France has long been known as a leader in the culinary world, and our team of chefs in Paris are no exception. Today we share with you a gorgeous Bluefin tuna dish from Chef Thomas Hermann of Air Culinaire Worldwide Paris.
- 150 g (5 oz) Bluefin tuna
- 50 mL (3 tablespoons) Soy sauce
- 10 mL (2 teaspoons) Lime juice
- 5 g (1 teaspoon) Garlic, finely chopped
- 3 g (1/2 teaspoon) Ginger
- 10 mL (2 teaspoons) Olive oil
- 1 stick lemongrass
- 4 pieces White asparagus
- 3 Baby carrots
- 4 pieces Green asparagus
- 4 Radishes, round
- 2 Cherry tomatoes
- 20 g (4 teaspoons) Dill
- 1 piece Celery leaf
- 50 g (2 ounces)) Butter
- 75 g(2 ½ ounces) Sugar
- 30 g (1 ounce) Turnip, long
- 30 g (1 ounce) Carrot
- Salt and pepper, to taste
- Prepare the marinade by mixing soy sauce, lime juice, garlic, olive oil, lemongrass, ginger, salt and pepper.

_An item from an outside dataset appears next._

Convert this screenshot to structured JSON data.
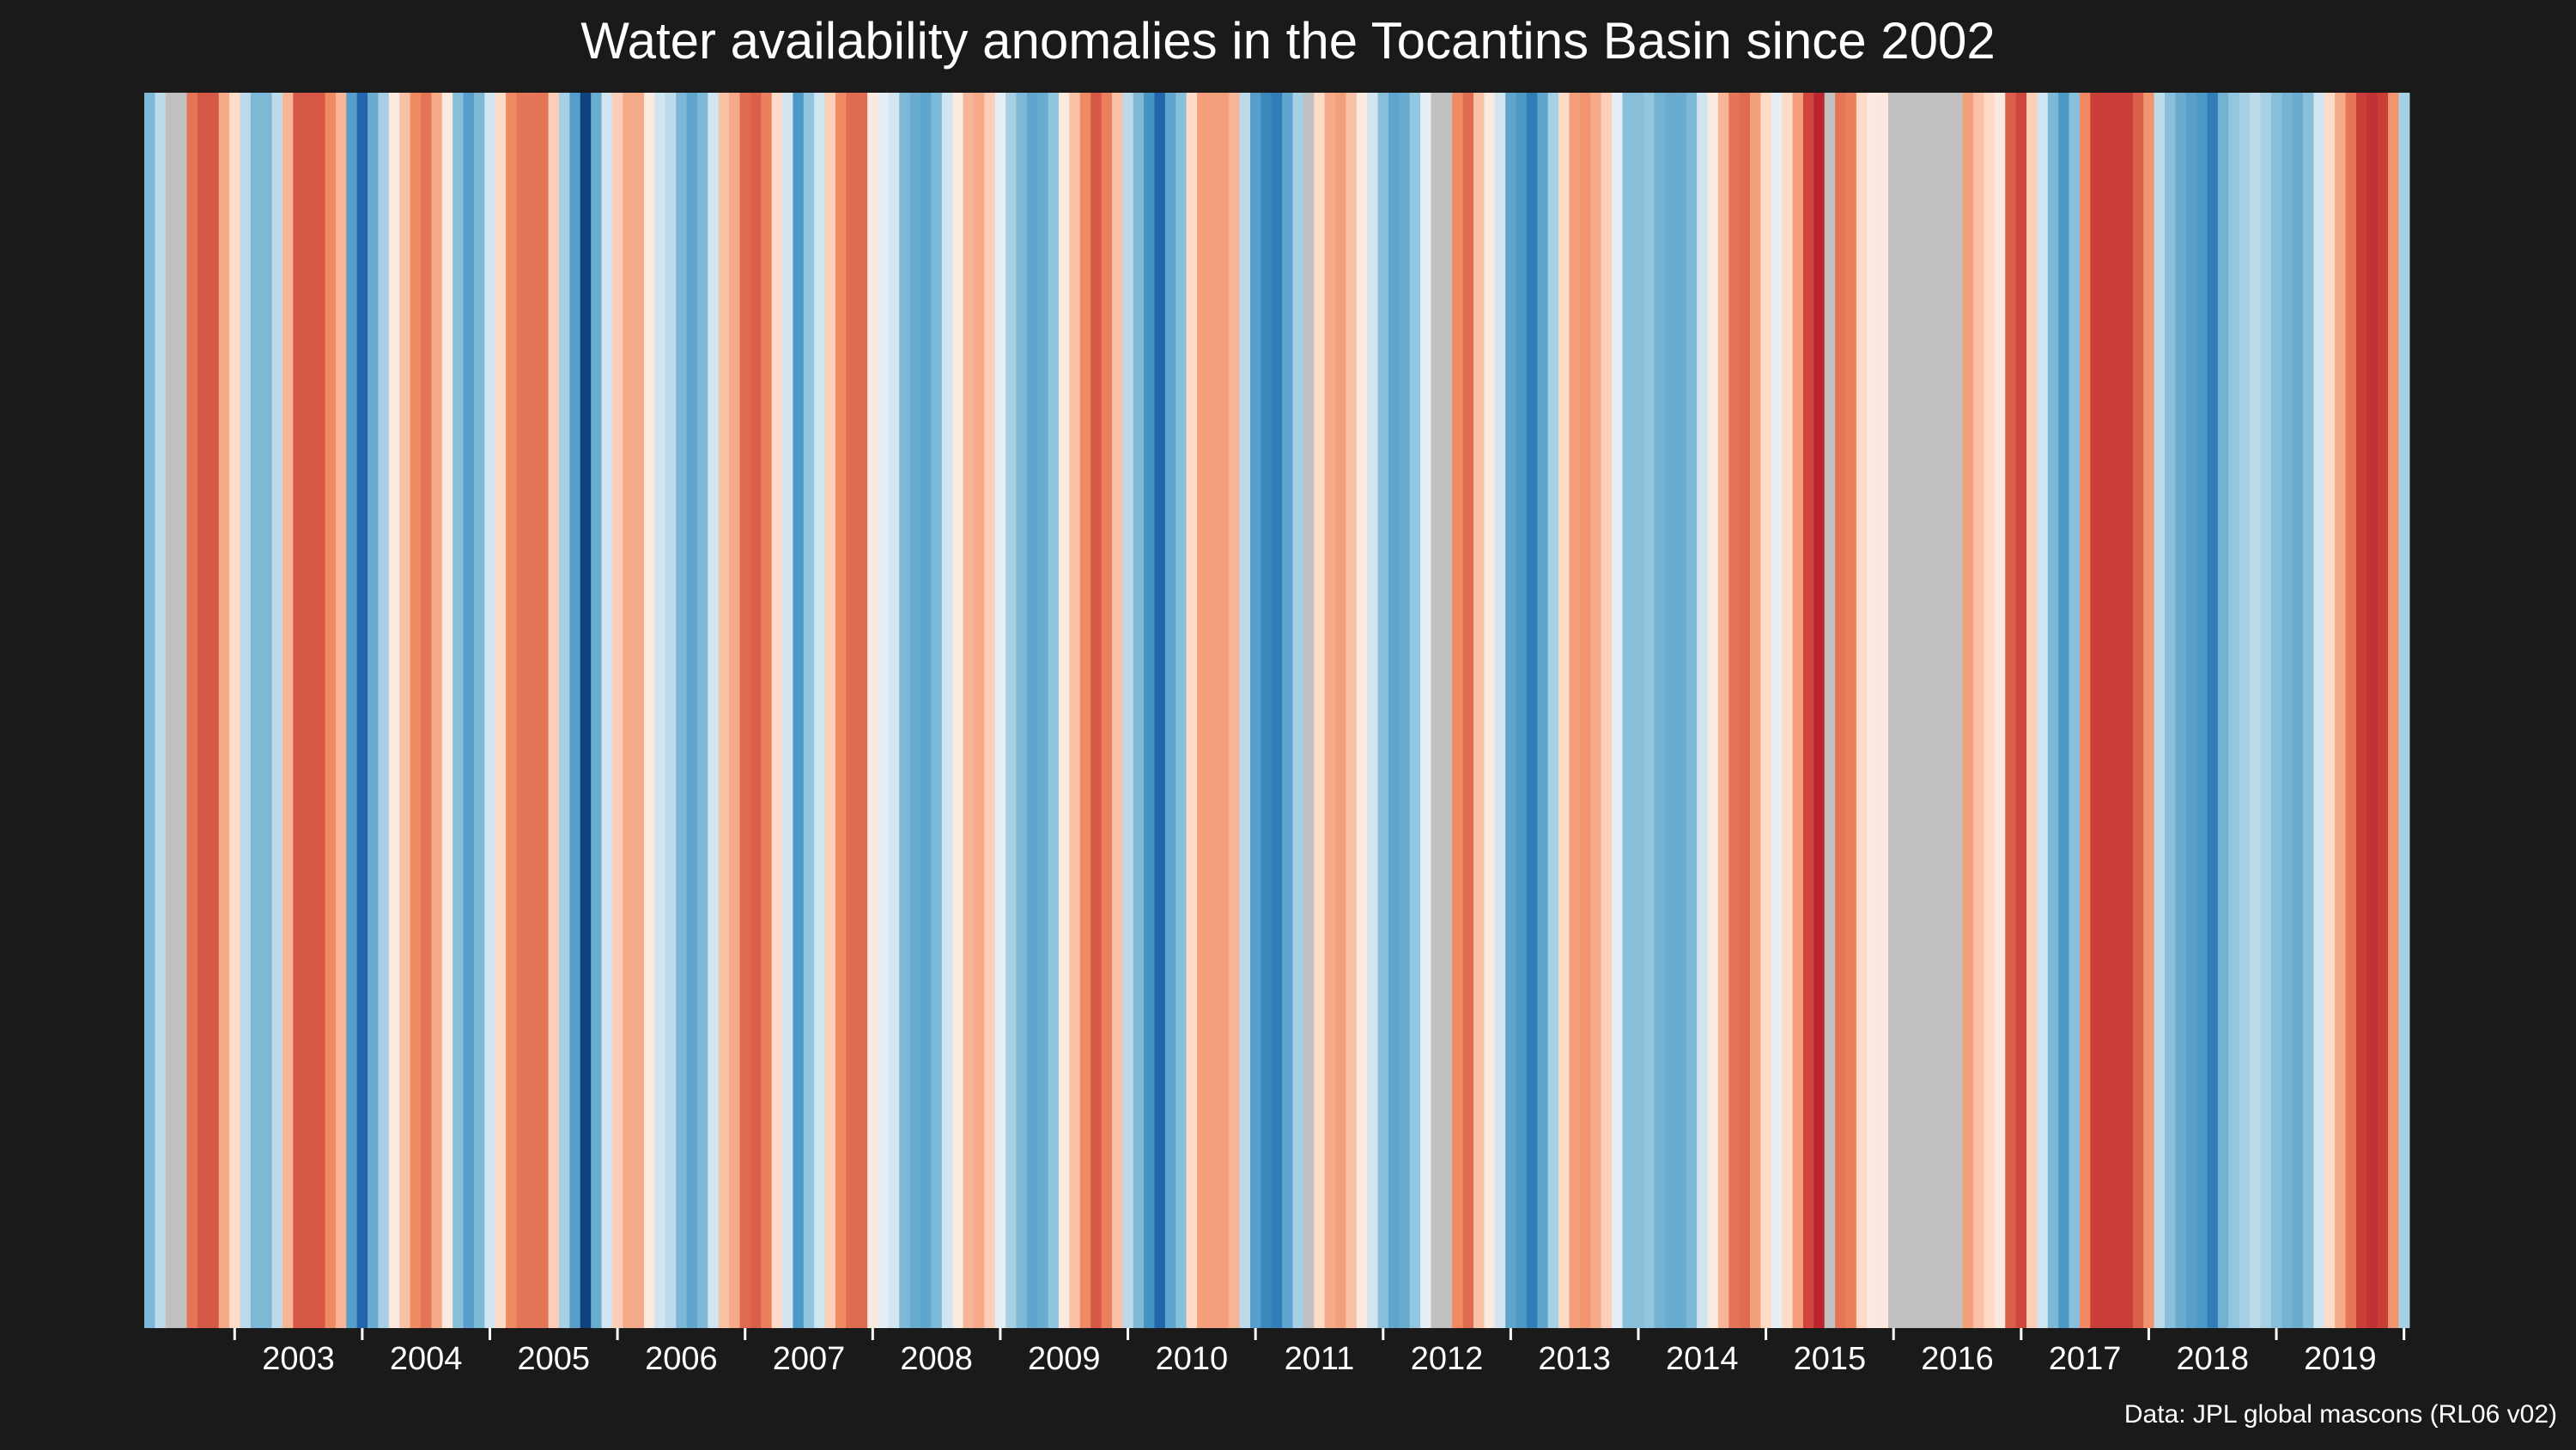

- Marinate Bluefin tuna at least 2 hours.
- Wash and peel the vegetables. Place the baby carrots in a saucepan with water to cover, add a knob of butter, salt and sugar. Cook over low heat in a chimney-shaped parchment paper. Reserve once cooked.
- Repeat for radishes and asparagus.
- Using a vegetable peeler on the cooked turnip, carrot and asparagus.
- Place the cherry tomatoes in the oven with a drizzle of olive oil for 5 minutes at 190 C.
- Grill the tuna. Using a brush, coat with soy sauce and place off-center on a plate.
- Arrange the vegetables on the side and garnish the dish with fresh herbs (dill or other).